Although we have discussed the operation of a single device using the D.M.A.,
it is custom to cater to the needs of several devices by providing several
D.M.A. channels, each one dedicated to a peticualar device.  The 8237 provides
four seperate D.M.A. channels, known as levels 0 through 3.  Correspondingly,
there are 4 D.M.A. request lines, DACK 0-3.  These lines are prioritized
according to two possible protocols set by a bit in the controller command
register, either fixed priority, either fixed priority where lower D.M.A.
levels have higher priority than higher levels, or rotating priority, where
each level takes turn at having the highest priority.  The PC BIOS sets the
8237 to operate in fixed priority mode on power up, and it is inadvisable
to change this.  The PC/AT adds to the number of D.M.A. channels by using
two 8237 D.M.A. controllers.  Since one channel is used to cascade one
controller into the other, this is acually adds an additional 3 channels,
all of which appears on the 16-bit additional expanision connectors of the
PC/AT and dedicated to 16-bit transfers.

Apart from its uses for high speed data transfer, the D.M.A. controller
includes counter hardware that cycles through the memory addresses, so as a
byproduct of its design, it can also be used to refresh dynamic memory, saving
the cost of a separate memory refresh controller.  This is what IBM chose to
do in the PC, and on all models Level 0 performs this function with the
DREQ being driven from counter 1 of the 8253 timer at a 15 microsecond
intervals.  The complete assignmentes for the levels are as follows.

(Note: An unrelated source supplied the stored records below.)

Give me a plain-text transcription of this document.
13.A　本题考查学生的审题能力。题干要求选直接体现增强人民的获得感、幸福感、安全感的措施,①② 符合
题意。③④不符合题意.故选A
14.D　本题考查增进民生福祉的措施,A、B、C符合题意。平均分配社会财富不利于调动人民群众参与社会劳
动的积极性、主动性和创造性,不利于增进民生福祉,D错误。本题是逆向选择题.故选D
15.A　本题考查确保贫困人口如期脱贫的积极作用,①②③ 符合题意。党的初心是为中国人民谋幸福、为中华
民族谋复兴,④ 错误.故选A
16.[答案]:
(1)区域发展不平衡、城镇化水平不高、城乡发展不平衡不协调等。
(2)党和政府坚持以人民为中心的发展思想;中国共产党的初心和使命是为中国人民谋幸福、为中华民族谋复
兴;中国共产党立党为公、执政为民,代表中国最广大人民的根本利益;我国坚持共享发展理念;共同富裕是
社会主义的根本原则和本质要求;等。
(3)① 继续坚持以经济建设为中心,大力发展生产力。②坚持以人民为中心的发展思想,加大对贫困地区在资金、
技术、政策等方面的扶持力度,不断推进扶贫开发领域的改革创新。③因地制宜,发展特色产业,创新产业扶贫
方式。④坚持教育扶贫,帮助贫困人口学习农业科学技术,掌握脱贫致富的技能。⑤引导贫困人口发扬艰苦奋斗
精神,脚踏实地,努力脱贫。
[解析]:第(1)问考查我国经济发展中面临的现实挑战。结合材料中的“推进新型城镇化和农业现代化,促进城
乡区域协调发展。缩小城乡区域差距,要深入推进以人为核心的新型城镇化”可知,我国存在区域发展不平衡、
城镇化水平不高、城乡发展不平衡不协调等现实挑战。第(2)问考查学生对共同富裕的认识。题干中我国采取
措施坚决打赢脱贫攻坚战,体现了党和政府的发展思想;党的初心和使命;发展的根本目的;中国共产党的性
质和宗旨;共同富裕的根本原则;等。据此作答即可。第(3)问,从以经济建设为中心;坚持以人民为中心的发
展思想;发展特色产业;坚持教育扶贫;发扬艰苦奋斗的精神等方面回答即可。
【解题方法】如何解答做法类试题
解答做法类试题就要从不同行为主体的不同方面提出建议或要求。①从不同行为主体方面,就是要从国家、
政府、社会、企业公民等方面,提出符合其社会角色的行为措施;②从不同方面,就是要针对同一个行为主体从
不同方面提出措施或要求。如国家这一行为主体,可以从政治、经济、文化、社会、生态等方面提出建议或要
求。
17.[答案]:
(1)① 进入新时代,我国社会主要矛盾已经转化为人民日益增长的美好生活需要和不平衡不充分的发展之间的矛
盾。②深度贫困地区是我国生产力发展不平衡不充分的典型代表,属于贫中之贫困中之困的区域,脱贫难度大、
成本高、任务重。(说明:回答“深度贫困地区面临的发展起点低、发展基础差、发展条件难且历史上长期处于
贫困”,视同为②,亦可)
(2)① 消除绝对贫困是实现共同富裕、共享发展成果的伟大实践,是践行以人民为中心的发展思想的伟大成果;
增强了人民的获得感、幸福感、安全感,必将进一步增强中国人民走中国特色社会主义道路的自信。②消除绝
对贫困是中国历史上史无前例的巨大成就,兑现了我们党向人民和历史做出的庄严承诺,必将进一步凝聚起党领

For all machines, these levels are capable of 8-bit transfers:

        Level 0 -       Memory Refresh
        Level 1 -       Not assigned and usally avalible, Certain local
                        area network interfaces may use this level
        Level 2 -       Used by the floppy disk controller and not free
                        for any other purpose
        Level 3 -       May be used by the hard disk controller on some
                        PC/XT models. On floppy disk only, PC/AT and some
                        PC/XT machines, this level is free for other uses.

For the PC/AT only, these levels are capable of 16-bit transfers:

        Level 4 -       used for cascading
        Level 5-7 -     Avalaible on AT special connections